Update 4: Recht­li­che Bewer­tung der Abmahn­ak­ti­on bei Tele­me­di­cus, und Kopien des Doku­ments nicht nur bei Pira­te Bay etc., son­dern auch bei Toni Hof­rei­ter MdB und bei Vol­ker Beck MdB (bei­de Grü­ne). Sehr gut! (Auch, dass Vol­ker Beck es nicht beim The­ma­ti­sie­ren im Web belas­sen hat, son­dern gleich mal eine münd­li­che Anfra­ge an die Bun­des­re­gie­rung dazu gestellt hat.)

Update 5: (6.2.2009) Netz­po­li­ti­sche Soli­da­ri­sie­rung und die dadurch ver­ur­sach­ten Medi­en­be­rich­te bis hin zum taz-Titel­the­ma schei­nen gehol­fen zu haben – die DB AG möch­te „die Sache“ wohl nicht wei­ter verfolgen.

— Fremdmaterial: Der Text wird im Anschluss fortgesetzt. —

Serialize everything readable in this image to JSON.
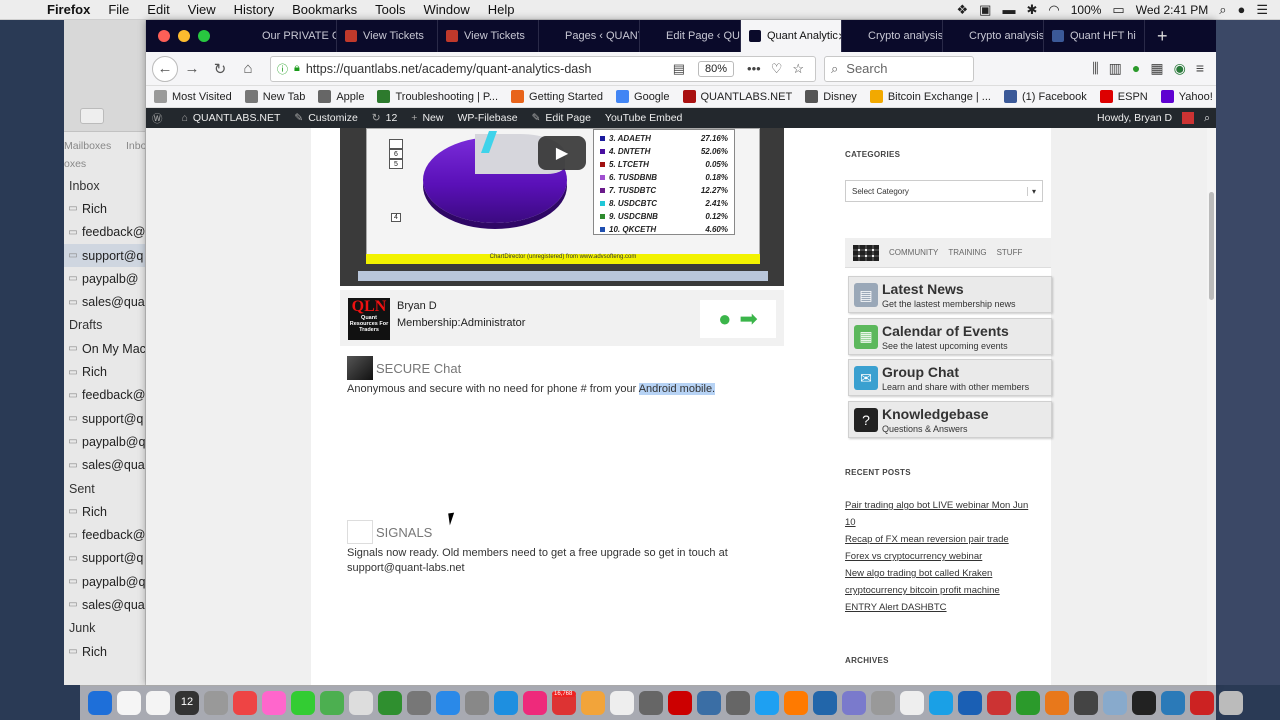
{
  "menubar": {
    "app": "Firefox",
    "items": [
      "File",
      "Edit",
      "View",
      "History",
      "Bookmarks",
      "Tools",
      "Window",
      "Help"
    ],
    "battery": "100%",
    "clock": "Wed 2:41 PM"
  },
  "mail": {
    "toolbar_labels": [
      "Mailboxes",
      "Inbo"
    ],
    "section_header": "oxes",
    "rows": [
      {
        "label": "Inbox",
        "type": "sect"
      },
      {
        "label": "Rich",
        "type": "item"
      },
      {
        "label": "feedback@",
        "type": "item"
      },
      {
        "label": "support@q",
        "type": "item",
        "selected": true
      },
      {
        "label": "paypalb@",
        "type": "item"
      },
      {
        "label": "sales@qua",
        "type": "item"
      },
      {
        "label": "Drafts",
        "type": "sect"
      },
      {
        "label": "On My Mac",
        "type": "item"
      },
      {
        "label": "Rich",
        "type": "item"
      },
      {
        "label": "feedback@",
        "type": "item"
      },
      {
        "label": "support@q",
        "type": "item"
      },
      {
        "label": "paypalb@q",
        "type": "item"
      },
      {
        "label": "sales@qua",
        "type": "item"
      },
      {
        "label": "Sent",
        "type": "sect"
      },
      {
        "label": "Rich",
        "type": "item"
      },
      {
        "label": "feedback@",
        "type": "item"
      },
      {
        "label": "support@q",
        "type": "item"
      },
      {
        "label": "paypalb@q",
        "type": "item"
      },
      {
        "label": "sales@qua",
        "type": "item"
      },
      {
        "label": "Junk",
        "type": "sect"
      },
      {
        "label": "Rich",
        "type": "item"
      }
    ]
  },
  "tabs": [
    {
      "label": "Our PRIVATE Cha",
      "color": "#0a0a2a"
    },
    {
      "label": "View Tickets",
      "color": "#c0392b"
    },
    {
      "label": "View Tickets",
      "color": "#c0392b"
    },
    {
      "label": "Pages ‹ QUANTL",
      "color": "#0a0a2a"
    },
    {
      "label": "Edit Page ‹ QUAN",
      "color": "#0a0a2a"
    },
    {
      "label": "Quant Analytic",
      "color": "#0a0a2a",
      "active": true
    },
    {
      "label": "Crypto analysis c",
      "color": "#0a0a2a"
    },
    {
      "label": "Crypto analysis c",
      "color": "#0a0a2a"
    },
    {
      "label": "Quant HFT hi",
      "color": "#3b5998"
    }
  ],
  "navbar": {
    "url": "https://quantlabs.net/academy/quant-analytics-dash",
    "zoom": "80%",
    "search_placeholder": "Search"
  },
  "bookmarks": [
    {
      "label": "Most Visited",
      "color": "#999"
    },
    {
      "label": "New Tab",
      "color": "#777"
    },
    {
      "label": "Apple",
      "color": "#666"
    },
    {
      "label": "Troubleshooting | P...",
      "color": "#2d7a2d"
    },
    {
      "label": "Getting Started",
      "color": "#e8641b"
    },
    {
      "label": "Google",
      "color": "#4285f4"
    },
    {
      "label": "QUANTLABS.NET",
      "color": "#a11"
    },
    {
      "label": "Disney",
      "color": "#555"
    },
    {
      "label": "Bitcoin Exchange | ...",
      "color": "#f2a900"
    },
    {
      "label": "(1) Facebook",
      "color": "#3b5998"
    },
    {
      "label": "ESPN",
      "color": "#d00"
    },
    {
      "label": "Yahoo!",
      "color": "#5f01d1"
    }
  ],
  "wpbar": {
    "site": "QUANTLABS.NET",
    "customize": "Customize",
    "updates": "12",
    "new": "New",
    "filebase": "WP-Filebase",
    "edit": "Edit Page",
    "embed": "YouTube Embed",
    "howdy": "Howdy, Bryan D"
  },
  "video": {
    "legend": [
      {
        "num": "3.",
        "name": "ADAETH",
        "pct": "27.16%",
        "color": "#1b1b9e"
      },
      {
        "num": "4.",
        "name": "DNTETH",
        "pct": "52.06%",
        "color": "#4a0fa0"
      },
      {
        "num": "5.",
        "name": "LTCETH",
        "pct": "0.05%",
        "color": "#a01010"
      },
      {
        "num": "6.",
        "name": "TUSDBNB",
        "pct": "0.18%",
        "color": "#a04fd0"
      },
      {
        "num": "7.",
        "name": "TUSDBTC",
        "pct": "12.27%",
        "color": "#6a1a8a"
      },
      {
        "num": "8.",
        "name": "USDCBTC",
        "pct": "2.41%",
        "color": "#20c8d8"
      },
      {
        "num": "9.",
        "name": "USDCBNB",
        "pct": "0.12%",
        "color": "#2e8b2e"
      },
      {
        "num": "10.",
        "name": "QKCETH",
        "pct": "4.60%",
        "color": "#1f4fb0"
      }
    ],
    "pie_labels": [
      "6",
      "5"
    ],
    "pie_label_4": "4",
    "watermark": "ChartDirector (unregistered) from www.advsofteng.com"
  },
  "user": {
    "logo_text": "QLN",
    "logo_sub": "Quant Resources For Traders",
    "name": "Bryan D",
    "role": "Membership:Administrator"
  },
  "secure": {
    "title": "SECURE Chat",
    "body_prefix": "Anonymous and secure with no need for phone # from your ",
    "body_highlight": "Android mobile."
  },
  "signals": {
    "title": "SIGNALS",
    "body": "Signals now ready. Old members need to get a free upgrade so get in touch at support@quant-labs.net"
  },
  "sidebar": {
    "categories_title": "CATEGORIES",
    "select_value": "Select Category",
    "community_tabs": [
      "COMMUNITY",
      "TRAINING",
      "STUFF"
    ],
    "community_items": [
      {
        "title": "Latest News",
        "sub": "Get the lastest membership news",
        "color": "#9aa8b8"
      },
      {
        "title": "Calendar of Events",
        "sub": "See the latest upcoming events",
        "color": "#5cb85c"
      },
      {
        "title": "Group Chat",
        "sub": "Learn and share with other members",
        "color": "#3aa0d0"
      },
      {
        "title": "Knowledgebase",
        "sub": "Questions & Answers",
        "color": "#222"
      }
    ],
    "recent_title": "RECENT POSTS",
    "recent_posts": [
      "Pair trading algo bot LIVE webinar Mon Jun 10",
      "Recap of FX mean reversion pair trade",
      "Forex vs cryptocurrency webinar",
      "New algo trading bot called Kraken cryptocurrency bitcoin profit machine",
      "ENTRY Alert DASHBTC"
    ],
    "archives_title": "ARCHIVES"
  },
  "dock_badges": {
    "calendar": "12",
    "mail": "16,768"
  }
}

Update 6: (8.2.2009) Auch wenn ich nicht jeden Punkt so tei­le, fin­de ich die post-mor­tem-Ana­ly­se von Ralf Bend­rath sehr lesens­wert. Ein biß­chen zu kurz kommt mir dabei aller­dings die Wür­di­gung der „Emer­genz eines Hin­ter­grundau­s­chens viel­fa­cher poli­ti­scher Empö­rung, dass das kon­kre­te – und auch in die­sem Fall letzt­lich poli­ti­sche – Han­deln erst glaub­wür­dig wer­den lässt“, wie ich in einem Kom­men­tar dazu schrei­be. Erst die Mög­lich­keit risi­ko­lo­sen Soli­da­ri­täts­ak­ti­vis­mus ermög­licht die rasan­te und schnel­le Akti­vie­rung des Web2.0‑Netzwerks – die wie­der­um zur Kulis­se wird, vor der sym­bol­po­li­tisch und in direk­ter Ver­hand­lung agiert wer­den kann.